I run VMware’s Open Source Technology Center and I often get asked to articulate why VMware wants to be active in the open source space. Here are some of the things I always try to mention in response.
Firstly, engaging with the open source community exposes us to incredible diversity and quality of thought. That’s hugely valuable to us. Pick any open source technical area and we’ll be working with some of the smartest and most creative people in the field, even when that field isn’t an area of strategic focus for us.
When we work with the open source community, we’re also working with people supported by other companies who are exploring use cases of interest to them. These are useful for us to know about and understand, even if they aren’t ones that we could justify funding ourselves. Having access to these additional use cases helps us build more robust, general-purpose platforms that are of more use to more people.
Thirdly, as we collaborate with our open source colleagues, we often find areas of common infrastructure where we are less interested in bringing our own value-adds than in working on things that we all need. As is often the case with technology, we regularly need to work together on things that everybody needs but nobody sells. Open source is a really good way to get everyone in an area of common interest to work constructively upon the basic technologies that we all depend on – and do it with maximum efficiency. Whether it’s on a low-level operating system or a cloud orchestrator, we get where we need to go more robustly, with greater interoperability at a lower cost.
Finally, we see open source as an accelerator to innovation. This one is pretty simple: open source lets us solve more complex problems faster by building more capable platforms.
It’s worth noting that as our industry has steadily built better platforms, open source technologies have steadily moved up the software stack. It started with low level systems like Linux. Then open source took over the web serving space and databases. Next, it took over containers and the orchestration of those containers, and most recently the services that run around the orchestrated container.
As open source platforms have moved up the stack, we’ve been able to apply them to a much broader set of problems. They’ve scaled out, in other words, and that has prompted even broader adoption. As this has occurred, customers have been keener to avoid being locked into a particular solution. They want broad, general-purpose platforms to build on, and these can only be built today with the input of a broad range of talents solving for a wide variety of use cases.
While early projects like Linux were derived from a formal standard that we all wanted to implement, we’re now moving too fast for that model to work. But without a formal standard, it’s all the more essential that we have open governance and community collaboration, where we work together to understand each other’s use cases and from that build common APIs that we agree should underpin the platforms that we build solutions on top of. Only open source can give us that.
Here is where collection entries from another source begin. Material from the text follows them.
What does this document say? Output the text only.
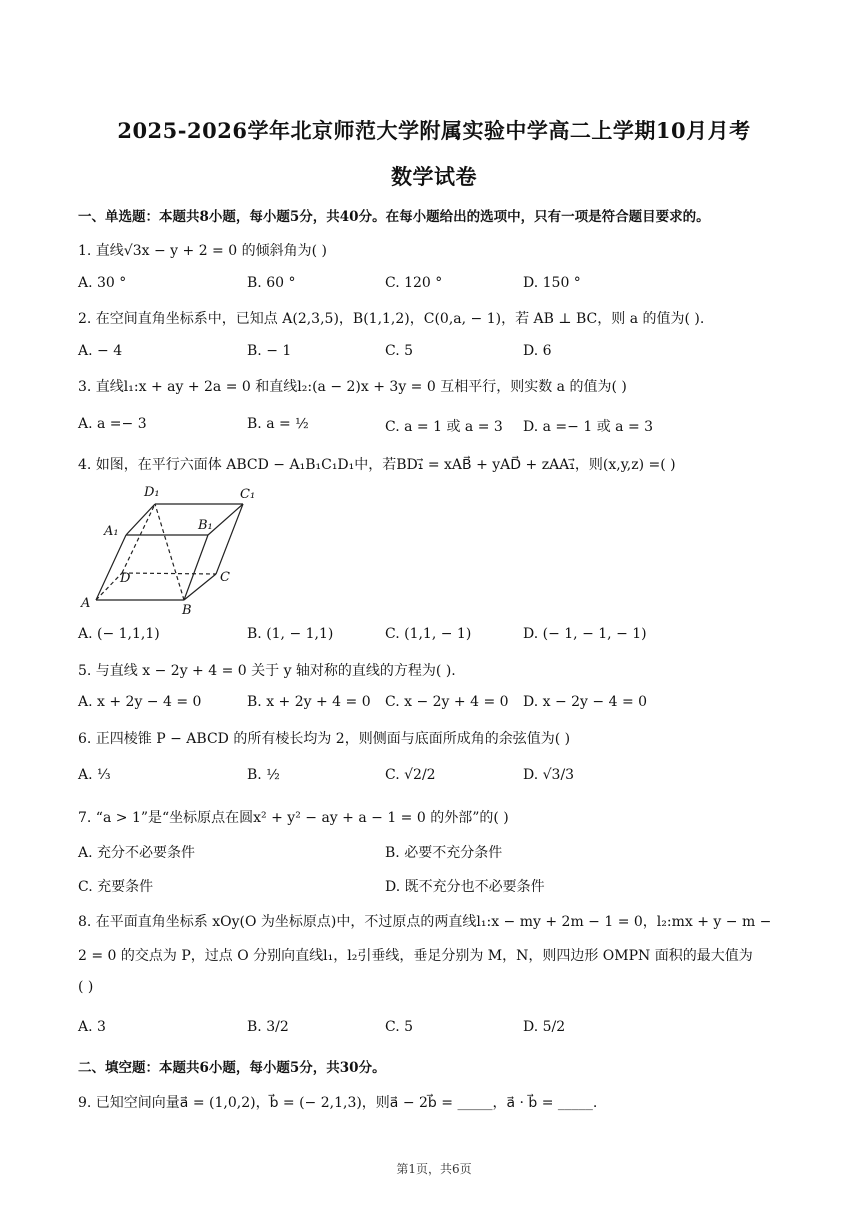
2025-2026学年北京师范大学附属实验中学高二上学期10月月考
数学试卷
一、单选题：本题共8小题，每小题5分，共40分。在每小题给出的选项中，只有一项是符合题目要求的。
1. 直线√3x − y + 2 = 0 的倾斜角为( )
A. 30 °	B. 60 °	C. 120 °	D. 150 °
2. 在空间直角坐标系中，已知点 A(2,3,5)，B(1,1,2)，C(0,a, − 1)，若 AB ⊥ BC，则 a 的值为( ).
A. − 4	B. − 1	C. 5	D. 6
3. 直线l₁:x + ay + 2a = 0 和直线l₂:(a − 2)x + 3y = 0 互相平行，则实数 a 的值为( )
A. a =− 3	B. a = ½	C. a = 1 或 a = 3 D. a =− 1 或 a = 3
4. 如图，在平行六面体 ABCD − A₁B₁C₁D₁中，若BD₁⃗ = xAB⃗ + yAD⃗ + zAA₁⃗，则(x,y,z) =( )
A	B
C
D
A₁	B₁
C₁
D₁
A. (− 1,1,1)	B. (1, − 1,1)	C. (1,1, − 1)	D. (− 1, − 1, − 1)
5. 与直线 x − 2y + 4 = 0 关于 y 轴对称的直线的方程为( ).
A. x + 2y − 4 = 0	B. x + 2y + 4 = 0 C. x − 2y + 4 = 0 D. x − 2y − 4 = 0
6. 正四棱锥 P − ABCD 的所有棱长均为 2，则侧面与底面所成角的余弦值为( )
A. ⅓	B. ½	C. √2/2	D. √3/3
7. “a > 1”是“坐标原点在圆x² + y² − ay + a − 1 = 0 的外部”的( )
A. 充分不必要条件	B. 必要不充分条件
C. 充要条件	D. 既不充分也不必要条件
8. 在平面直角坐标系 xOy(O 为坐标原点)中，不过原点的两直线l₁:x − my + 2m − 1 = 0，l₂:mx + y − m −
2 = 0 的交点为 P，过点 O 分别向直线l₁，l₂引垂线，垂足分别为 M，N，则四边形 OMPN 面积的最大值为
( )
A. 3	B. 3/2	C. 5	D. 5/2
二、填空题：本题共6小题，每小题5分，共30分。
9. 已知空间向量a⃗ = (1,0,2)，b⃗ = (− 2,1,3)，则a⃗ − 2b⃗ = _____，a⃗ · b⃗ = _____.
第1页，共6页
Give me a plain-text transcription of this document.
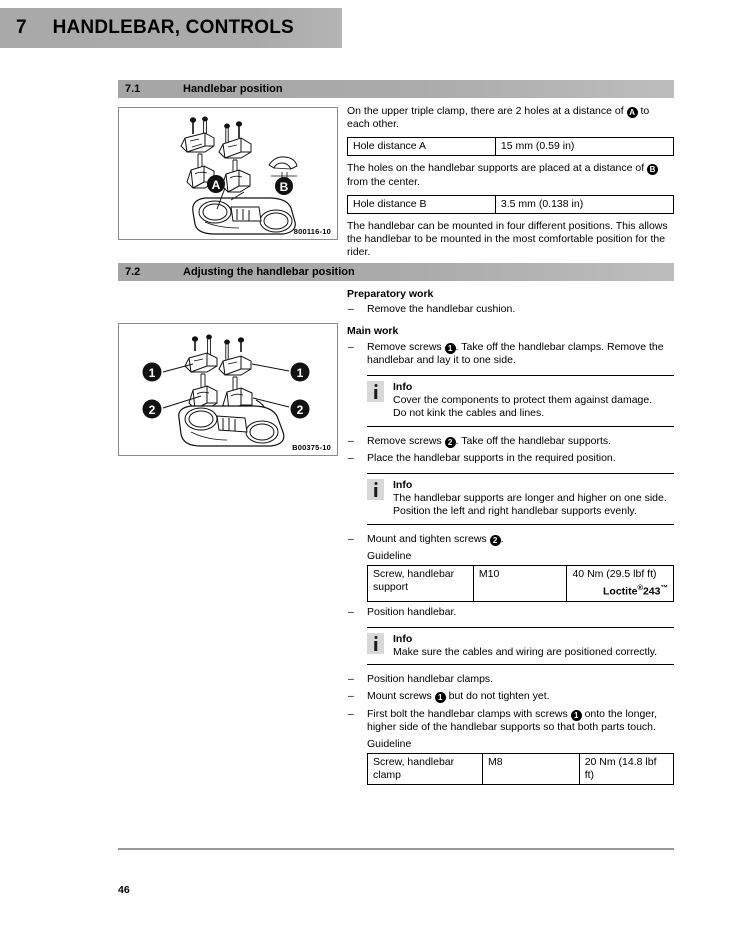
7 HANDLEBAR, CONTROLS
7.1	Handlebar position
A	B
800116-10

On the upper triple clamp, there are 2 holes at a distance of A to each other.

Hole distance A	15 mm (0.59 in)

The holes on the handlebar supports are placed at a distance of B from the center.

Hole distance B	3.5 mm (0.138 in)

The handlebar can be mounted in four different positions. This allows the handlebar to be mounted in the most comfortable position for the rider.

7.2	Adjusting the handlebar position
1	1
2	2
B00375-10

Preparatory work

– Remove the handlebar cushion.

Main work

– Remove screws 1 . Take off the handlebar clamps. Remove the handlebar and lay it to one side.

Info

Cover the components to protect them against damage.

Do not kink the cables and lines.

– Remove screws 2 . Take off the handlebar supports.
– Place the handlebar supports in the required position.

Info

The handlebar supports are longer and higher on one side.

Position the left and right handlebar supports evenly.

– Mount and tighten screws 2 .
Guideline
Screw, handlebar support	M10	40 Nm (29.5 lbf ft)

Loctite®243™
– Position handlebar.

Info

Make sure the cables and wiring are positioned correctly.

– Position handlebar clamps.
– Mount screws 1 but do not tighten yet.
– First bolt the handlebar clamps with screws 1 onto the longer, higher side of the handlebar supports so that both parts touch.
Guideline
Screw, handlebar clamp	M8	20 Nm (14.8 lbf ft)
46
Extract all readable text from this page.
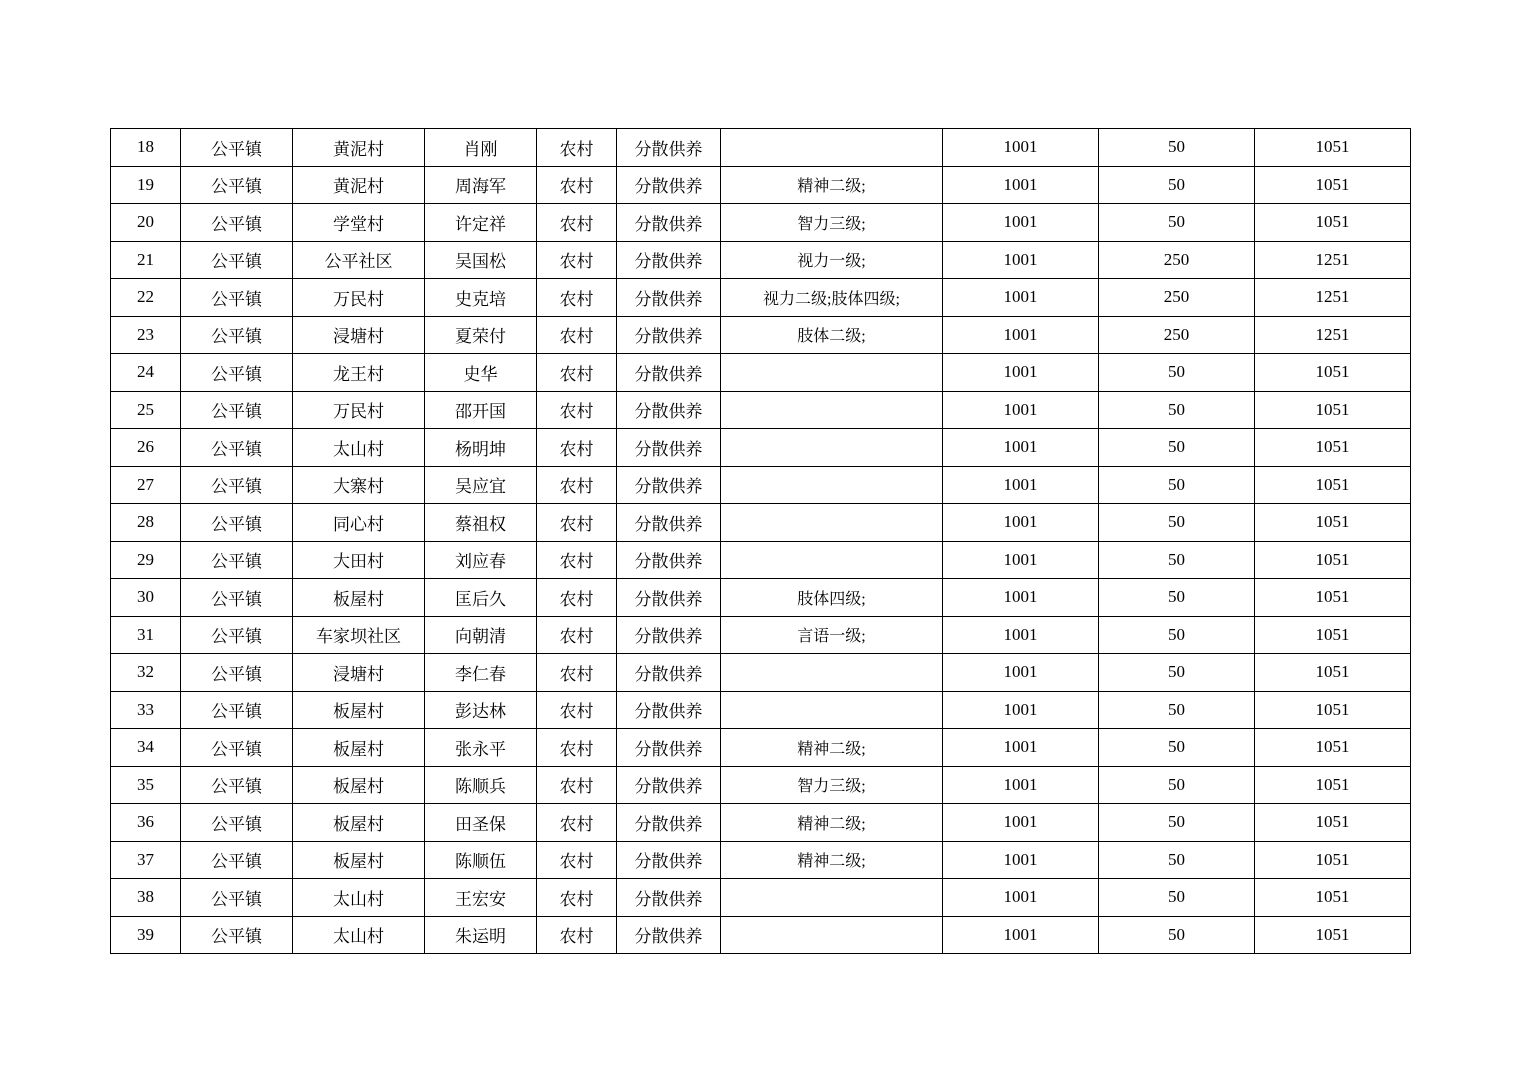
18	公平镇	黄泥村	肖刚	农村	分散供养		1001	50	1051
19	公平镇	黄泥村	周海军	农村	分散供养	精神二级;	1001	50	1051
20	公平镇	学堂村	许定祥	农村	分散供养	智力三级;	1001	50	1051
21	公平镇	公平社区	吴国松	农村	分散供养	视力一级;	1001	250	1251
22	公平镇	万民村	史克培	农村	分散供养	视力二级;肢体四级;	1001	250	1251
23	公平镇	浸塘村	夏荣付	农村	分散供养	肢体二级;	1001	250	1251
24	公平镇	龙王村	史华	农村	分散供养		1001	50	1051
25	公平镇	万民村	邵开国	农村	分散供养		1001	50	1051
26	公平镇	太山村	杨明坤	农村	分散供养		1001	50	1051
27	公平镇	大寨村	吴应宜	农村	分散供养		1001	50	1051
28	公平镇	同心村	蔡祖权	农村	分散供养		1001	50	1051
29	公平镇	大田村	刘应春	农村	分散供养		1001	50	1051
30	公平镇	板屋村	匡后久	农村	分散供养	肢体四级;	1001	50	1051
31	公平镇	车家坝社区	向朝清	农村	分散供养	言语一级;	1001	50	1051
32	公平镇	浸塘村	李仁春	农村	分散供养		1001	50	1051
33	公平镇	板屋村	彭达林	农村	分散供养		1001	50	1051
34	公平镇	板屋村	张永平	农村	分散供养	精神二级;	1001	50	1051
35	公平镇	板屋村	陈顺兵	农村	分散供养	智力三级;	1001	50	1051
36	公平镇	板屋村	田圣保	农村	分散供养	精神二级;	1001	50	1051
37	公平镇	板屋村	陈顺伍	农村	分散供养	精神二级;	1001	50	1051
38	公平镇	太山村	王宏安	农村	分散供养		1001	50	1051
39	公平镇	太山村	朱运明	农村	分散供养		1001	50	1051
Of course, this also means that none of us can really know what’s next. At VMware, we’re fine with that. But we also want to be part of the conversation about where things are going and to help shape the future. To that end, we’re taking input from our customers and engaging across a wide range of use cases so that we can help build these well-engineered, broadly-useful platforms.
The overwhelming message we hear from our customers is that they want to be free to focus on building the best solutions for their industry segment that they can – and do it on top of a common infrastructure that we’ve built together. So that’s what we’re helping them do.
We aim to be:
- a partner at least as savvy as they are in the technical projects that they care about and deem relevant to their future.
- an active and influential participant in the continuing development of well-maintained and innovative open source technologies.
- a provider of powerful and reliable products and solutions that they know will work with the open source software that we are both dependent upon.
That’s why we don’t just stand back and observe. We are investing in relevant open source projects to ensure they continue to be viable for both our products and our customers’ use cases.
When we get involved, we do it in a number of ways:
- We contribute to building the basic platforms, like Linux and Kubernetes.
- We originate open source projects ourselves – and our customers look for us to provide ways for them to interact with these projects and to automate the services and products that we provide them in non-prescriptive ways. These are projects that we continue to maintain and build so that our customers can use our products in a way that makes sense to them.
- We help with projects that aren’t essential from our perspective but that our customers want to use on infrastructure and solutions that we provide.
- Finally, we are available to our customers as a source of reliable advice. We want them to know that we are present and influential in the projects that they care about and that we are committed to them over the long term.
Engineers in VMware’s Open Source Technology Center do all these things. But we’re not alone. As our local, internal Open Source Day proved just a few weeks ago, we now have hundreds of additional VMware developers interested and involved in helping us be good open source citizens, contributing for the good of both individual projects and our industry as a whole.